Scheduling a set of jobs over a collection of machines to optimize a certain quality-of-service measure is one of the most important research topics in both computer science theory and practice. In this thesis, we design algorithms that optimize {\em flow-time} (or delay) of jobs for scheduling problems that arise in a wide range of applications. We consider the classical model of unrelated machine scheduling and resolve several long standing open problems; we introduce new models that capture the novel algorithmic challenges in scheduling jobs in data centers or large clusters; we study the effect of selfish behavior in distributed and decentralized environments; we design algorithms that strive to balance the energy consumption and performance.

The technically interesting aspect of our work is the surprising connections we establish between approximation and online algorithms, economics, game theory, and queuing theory. It is the interplay of ideas from these different areas that lies at the heart of most of the algorithms presented in this thesis.

The main contributions of the thesis can be placed in one of the following categories.

1. Classical Unrelated Machine Scheduling: We give the first polygorithmic approximation algorithms for minimizing the average flow-time and minimizing the maximum flow-time in the offline setting. In the online and non-clairvoyant setting, we design the first non-clairvoyant algorithm for minimizing the weighted flow-time in the resource augmentation model. Our work introduces iterated rounding technique for the offline flow-time optimization, and gives the first framework to analyze non-clairvoyant algorithms for unrelated machines.

2. Polytope Scheduling Problem: To capture the multidimensional nature of the scheduling problems that arise in practice, we introduce Polytope Scheduling Problem (\psp). The \psp problem generalizes almost all classical scheduling models, and also captures hitherto unstudied scheduling problems such as routing multi-commodity flows, routing multicast (video-on-demand) trees, and multi-dimensional resource allocation. We design several competitive algorithms for the \psp problem and its variants for the objectives of minimizing the flow-time and completion time. Our work establishes many interesting connections between scheduling and market equilibrium concepts, fairness and non-clairvoyant scheduling, and queuing theoretic notion of stability and resource augmentation analysis.

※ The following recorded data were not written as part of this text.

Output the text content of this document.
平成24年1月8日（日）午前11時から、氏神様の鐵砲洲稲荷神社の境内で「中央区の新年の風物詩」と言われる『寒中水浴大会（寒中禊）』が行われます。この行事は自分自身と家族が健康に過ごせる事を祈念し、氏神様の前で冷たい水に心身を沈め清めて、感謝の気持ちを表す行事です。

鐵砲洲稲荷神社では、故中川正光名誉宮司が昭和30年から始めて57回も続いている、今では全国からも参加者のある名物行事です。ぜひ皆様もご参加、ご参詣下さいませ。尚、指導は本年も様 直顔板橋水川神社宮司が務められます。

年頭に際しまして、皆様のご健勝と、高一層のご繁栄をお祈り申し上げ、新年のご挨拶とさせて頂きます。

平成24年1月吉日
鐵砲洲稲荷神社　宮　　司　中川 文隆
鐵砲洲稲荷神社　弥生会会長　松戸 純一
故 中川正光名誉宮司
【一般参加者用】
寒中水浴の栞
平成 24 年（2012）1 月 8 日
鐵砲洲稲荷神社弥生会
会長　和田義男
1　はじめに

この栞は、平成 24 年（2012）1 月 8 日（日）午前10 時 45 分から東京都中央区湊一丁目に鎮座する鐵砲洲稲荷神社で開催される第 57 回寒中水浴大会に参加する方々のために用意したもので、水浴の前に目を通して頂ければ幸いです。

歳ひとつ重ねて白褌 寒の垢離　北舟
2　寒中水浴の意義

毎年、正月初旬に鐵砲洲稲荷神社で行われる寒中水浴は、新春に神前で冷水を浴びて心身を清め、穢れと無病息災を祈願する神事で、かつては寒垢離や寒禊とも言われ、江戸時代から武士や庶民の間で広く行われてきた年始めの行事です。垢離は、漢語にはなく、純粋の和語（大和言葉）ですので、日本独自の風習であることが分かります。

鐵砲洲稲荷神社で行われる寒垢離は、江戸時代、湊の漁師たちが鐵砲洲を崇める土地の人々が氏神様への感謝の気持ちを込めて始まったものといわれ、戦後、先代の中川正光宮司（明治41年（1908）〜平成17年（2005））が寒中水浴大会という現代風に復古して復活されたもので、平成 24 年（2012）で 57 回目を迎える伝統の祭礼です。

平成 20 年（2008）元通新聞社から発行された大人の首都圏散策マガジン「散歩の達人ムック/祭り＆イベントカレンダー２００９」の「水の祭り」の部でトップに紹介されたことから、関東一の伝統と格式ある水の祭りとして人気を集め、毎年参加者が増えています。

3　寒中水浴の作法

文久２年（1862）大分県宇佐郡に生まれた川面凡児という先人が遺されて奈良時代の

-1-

3. Energy Efficient Scheduling: We give the first non-clairvoyant algorithm for minimizing the total flow-time + energy in the online and resource augmentation model for the most general setting of unrelated machines.

4. Selfish Scheduling: We study the effect of selfish behavior in scheduling and routing problems. We define a fairness index for scheduling policies called {\em bounded stretch}, and show that for the objective of minimizing the average (weighted) completion time, policies with small stretch lead to equilibrium outcomes with small price of anarchy. Our work gives the first linear/ convex programming duality based framework to bound the price of anarchy for general equilibrium concepts such as coarse correlated equilibrium.